Though first established with papal approval, the Spanish Inquisition quickly came to be dominated by the Spanish monarchy—not the Church. It had strong and ugly racial overtones as it was aimed at those of Jewish and, later, Muslim ancestry. While it certainly was a force that kept Protestant thought out of Spain in the Reformation and post-Reformation era, the number of those actually prosecuted for such theological dissent was very small.

The last major outburst of the inquisition in Spain was again aimed at Jewish converts in the 1720s. The Spanish Inquisition was formally ended by the monarchy in 1834, though it had effectively ended years earlier.

The Spanish Inquisition became the primary source of the myths and Reformation propaganda that created the Catholic urban legend of the Inquisition. This is the urban legend of an all-embracing, papally dominated Inquisition that lasted from the thirteenth through the seventeenth centuries, supposedly aimed at a hidden, Bible-believing Church.

This myth of the Inquisition grew out of sixteenth-century Reformation propaganda. It served as a means to generate anti-Catholic sentiment, particularly during the revolt of Netherlands against Spain that began in 1548. The myth of the Inquisition created a black legend that circulated throughout sixteenth-century Europe. It portrayed Spain as a symbol of repression, brutality, intolerance, and backwardness for centuries.

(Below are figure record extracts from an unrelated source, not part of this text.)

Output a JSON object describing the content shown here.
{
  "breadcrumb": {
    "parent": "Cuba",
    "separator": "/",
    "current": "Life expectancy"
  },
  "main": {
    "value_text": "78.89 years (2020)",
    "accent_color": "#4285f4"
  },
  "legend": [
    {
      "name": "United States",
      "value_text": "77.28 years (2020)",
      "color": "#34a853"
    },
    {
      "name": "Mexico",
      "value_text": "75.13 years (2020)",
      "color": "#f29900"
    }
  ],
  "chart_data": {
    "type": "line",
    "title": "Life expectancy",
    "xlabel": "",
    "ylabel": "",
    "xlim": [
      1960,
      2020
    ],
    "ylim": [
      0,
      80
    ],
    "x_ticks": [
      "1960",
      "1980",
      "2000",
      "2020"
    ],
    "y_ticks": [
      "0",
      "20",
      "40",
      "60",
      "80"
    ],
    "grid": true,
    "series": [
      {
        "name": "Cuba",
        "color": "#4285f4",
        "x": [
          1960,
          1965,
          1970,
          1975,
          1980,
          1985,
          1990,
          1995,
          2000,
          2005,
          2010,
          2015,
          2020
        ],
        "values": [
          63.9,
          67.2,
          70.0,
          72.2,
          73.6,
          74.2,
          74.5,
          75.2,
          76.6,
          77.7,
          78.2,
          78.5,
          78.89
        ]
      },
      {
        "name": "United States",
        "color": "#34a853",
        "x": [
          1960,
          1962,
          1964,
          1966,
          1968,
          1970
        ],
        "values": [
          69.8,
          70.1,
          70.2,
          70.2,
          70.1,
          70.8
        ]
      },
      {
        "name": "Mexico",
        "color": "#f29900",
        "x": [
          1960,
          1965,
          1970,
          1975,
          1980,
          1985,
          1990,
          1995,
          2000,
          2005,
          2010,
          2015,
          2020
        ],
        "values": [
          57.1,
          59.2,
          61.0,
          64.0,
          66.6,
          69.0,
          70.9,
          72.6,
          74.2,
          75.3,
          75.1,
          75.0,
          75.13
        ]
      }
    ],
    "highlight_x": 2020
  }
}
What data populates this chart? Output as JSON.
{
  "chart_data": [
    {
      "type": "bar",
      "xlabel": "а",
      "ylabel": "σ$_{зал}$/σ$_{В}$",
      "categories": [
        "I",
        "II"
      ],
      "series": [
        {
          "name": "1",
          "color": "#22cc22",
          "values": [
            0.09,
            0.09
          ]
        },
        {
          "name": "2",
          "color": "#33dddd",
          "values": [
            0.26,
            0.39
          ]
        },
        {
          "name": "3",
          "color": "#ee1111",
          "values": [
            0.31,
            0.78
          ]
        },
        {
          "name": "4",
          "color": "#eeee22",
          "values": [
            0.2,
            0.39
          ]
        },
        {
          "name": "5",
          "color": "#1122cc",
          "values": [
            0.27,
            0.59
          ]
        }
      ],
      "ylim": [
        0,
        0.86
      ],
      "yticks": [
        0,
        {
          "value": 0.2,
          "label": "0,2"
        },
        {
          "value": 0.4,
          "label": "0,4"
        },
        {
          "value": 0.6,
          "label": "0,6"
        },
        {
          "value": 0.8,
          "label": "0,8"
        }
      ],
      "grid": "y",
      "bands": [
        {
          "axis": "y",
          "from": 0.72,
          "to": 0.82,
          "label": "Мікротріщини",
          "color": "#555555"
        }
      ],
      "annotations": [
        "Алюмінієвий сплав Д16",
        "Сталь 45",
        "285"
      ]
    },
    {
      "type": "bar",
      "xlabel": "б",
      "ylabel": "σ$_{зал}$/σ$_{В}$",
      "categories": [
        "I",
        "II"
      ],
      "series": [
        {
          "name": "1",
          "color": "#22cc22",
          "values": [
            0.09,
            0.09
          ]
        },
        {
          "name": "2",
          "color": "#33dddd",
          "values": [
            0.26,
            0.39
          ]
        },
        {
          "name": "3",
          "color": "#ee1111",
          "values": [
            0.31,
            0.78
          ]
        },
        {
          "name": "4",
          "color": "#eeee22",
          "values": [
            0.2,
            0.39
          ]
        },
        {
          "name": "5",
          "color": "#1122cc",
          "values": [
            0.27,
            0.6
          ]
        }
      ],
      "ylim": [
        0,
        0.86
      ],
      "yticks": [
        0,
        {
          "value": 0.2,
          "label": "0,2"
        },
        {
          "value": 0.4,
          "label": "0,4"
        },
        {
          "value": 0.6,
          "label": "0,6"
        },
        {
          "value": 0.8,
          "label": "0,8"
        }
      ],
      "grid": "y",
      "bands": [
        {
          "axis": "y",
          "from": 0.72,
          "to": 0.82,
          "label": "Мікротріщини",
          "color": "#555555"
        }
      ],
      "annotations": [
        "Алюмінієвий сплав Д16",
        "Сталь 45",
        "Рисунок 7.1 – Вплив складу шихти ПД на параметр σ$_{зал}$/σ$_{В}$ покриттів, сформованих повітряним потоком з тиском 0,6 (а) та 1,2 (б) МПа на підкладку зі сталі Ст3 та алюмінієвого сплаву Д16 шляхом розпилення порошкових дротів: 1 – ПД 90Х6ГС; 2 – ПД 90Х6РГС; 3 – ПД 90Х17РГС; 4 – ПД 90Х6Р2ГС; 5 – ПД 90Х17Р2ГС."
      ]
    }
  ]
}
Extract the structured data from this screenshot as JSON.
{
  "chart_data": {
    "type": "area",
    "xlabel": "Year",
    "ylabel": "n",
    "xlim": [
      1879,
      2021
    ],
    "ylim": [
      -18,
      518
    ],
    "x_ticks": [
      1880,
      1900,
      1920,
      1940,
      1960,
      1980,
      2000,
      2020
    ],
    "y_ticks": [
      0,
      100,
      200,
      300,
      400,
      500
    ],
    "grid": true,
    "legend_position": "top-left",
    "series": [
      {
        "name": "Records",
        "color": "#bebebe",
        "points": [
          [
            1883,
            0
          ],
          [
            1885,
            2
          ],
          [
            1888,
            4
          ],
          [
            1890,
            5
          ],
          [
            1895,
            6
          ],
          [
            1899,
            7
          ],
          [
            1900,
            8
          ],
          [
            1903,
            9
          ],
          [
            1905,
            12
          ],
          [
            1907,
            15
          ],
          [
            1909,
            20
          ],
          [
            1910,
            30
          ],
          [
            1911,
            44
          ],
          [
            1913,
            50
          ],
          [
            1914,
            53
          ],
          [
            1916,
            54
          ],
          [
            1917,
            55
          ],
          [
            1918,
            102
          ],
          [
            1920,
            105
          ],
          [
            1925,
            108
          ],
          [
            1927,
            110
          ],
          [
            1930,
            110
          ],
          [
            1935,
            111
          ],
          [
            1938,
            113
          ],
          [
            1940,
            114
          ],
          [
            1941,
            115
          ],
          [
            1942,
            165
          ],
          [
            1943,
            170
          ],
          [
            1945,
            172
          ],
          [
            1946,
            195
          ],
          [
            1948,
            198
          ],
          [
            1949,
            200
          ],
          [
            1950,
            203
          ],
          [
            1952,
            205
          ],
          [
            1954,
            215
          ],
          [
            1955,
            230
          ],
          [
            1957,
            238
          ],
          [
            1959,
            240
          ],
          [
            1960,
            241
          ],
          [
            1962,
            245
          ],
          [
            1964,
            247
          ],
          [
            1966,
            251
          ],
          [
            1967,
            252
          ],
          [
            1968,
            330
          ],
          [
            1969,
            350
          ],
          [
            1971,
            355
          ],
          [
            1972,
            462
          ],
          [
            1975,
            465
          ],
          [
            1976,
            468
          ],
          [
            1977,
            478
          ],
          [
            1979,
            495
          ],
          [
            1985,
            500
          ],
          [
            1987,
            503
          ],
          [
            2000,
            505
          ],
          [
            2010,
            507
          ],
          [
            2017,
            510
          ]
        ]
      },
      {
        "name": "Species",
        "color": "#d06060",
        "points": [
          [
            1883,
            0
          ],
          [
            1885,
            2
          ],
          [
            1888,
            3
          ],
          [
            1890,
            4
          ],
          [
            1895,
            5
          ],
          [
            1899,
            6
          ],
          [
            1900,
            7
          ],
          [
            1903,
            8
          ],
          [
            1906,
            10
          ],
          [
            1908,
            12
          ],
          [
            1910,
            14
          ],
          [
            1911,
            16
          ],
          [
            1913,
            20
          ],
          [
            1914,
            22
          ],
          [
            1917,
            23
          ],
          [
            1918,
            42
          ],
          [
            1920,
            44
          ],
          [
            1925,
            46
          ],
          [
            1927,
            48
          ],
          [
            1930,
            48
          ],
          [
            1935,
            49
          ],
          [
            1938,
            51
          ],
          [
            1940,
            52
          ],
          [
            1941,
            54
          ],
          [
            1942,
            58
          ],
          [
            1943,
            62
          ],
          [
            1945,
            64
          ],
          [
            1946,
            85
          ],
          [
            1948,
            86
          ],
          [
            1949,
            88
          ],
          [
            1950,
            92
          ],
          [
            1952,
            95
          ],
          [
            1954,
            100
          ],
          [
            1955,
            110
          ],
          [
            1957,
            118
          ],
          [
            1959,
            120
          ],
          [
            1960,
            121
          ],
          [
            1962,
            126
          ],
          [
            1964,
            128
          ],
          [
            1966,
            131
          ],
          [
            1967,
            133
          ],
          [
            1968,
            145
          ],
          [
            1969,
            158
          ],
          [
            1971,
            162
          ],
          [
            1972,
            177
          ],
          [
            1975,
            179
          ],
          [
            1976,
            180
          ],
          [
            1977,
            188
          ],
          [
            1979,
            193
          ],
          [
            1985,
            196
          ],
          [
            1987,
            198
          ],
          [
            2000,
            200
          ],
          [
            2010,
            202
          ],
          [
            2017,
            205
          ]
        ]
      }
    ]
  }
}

This image became inextricably tied to the Church in general.

Oddly enough, the building of the myth of the Spanish Inquisition had little to do with the actual racial persecution in Spain against Jewish converts to the faith. That real tragedy of the Spanish Inquisition would not be rediscovered until unbiased historical studies of the late nineteenth century.

If the inquisition was not what the legend suggests, should we ignore it?

History—and its lessons—should never be ignored. There can be no denying that the inquisition courts existed. As described in the papal apology of Pope John Paul II at the beginning of the New Millennium, “Men of the church, in the name of faith and morals, have sometimes used methods not in keeping with the Gospels in the solemn duty of defending truth.”

The Inquisition is classic proof that the Church includes sinners who do sinful things, and that good people can make wrong decisions. It is also a classic example of what happens when those who represent the Church are caught up in the norms and ethics of the society in which they live. They can far too easily judge the Gospel with the eyes of culture, rather than the culture by the Gospel.

That said, it also has to be remembered that the Inquisition as presented in the Catholic urban legend is far from the reality of history. It is unfair to use it as a cudgel against contemporary Catholic positions, and it is pure bigotry to present it as a defining element of Catholic faith, yesterday or today.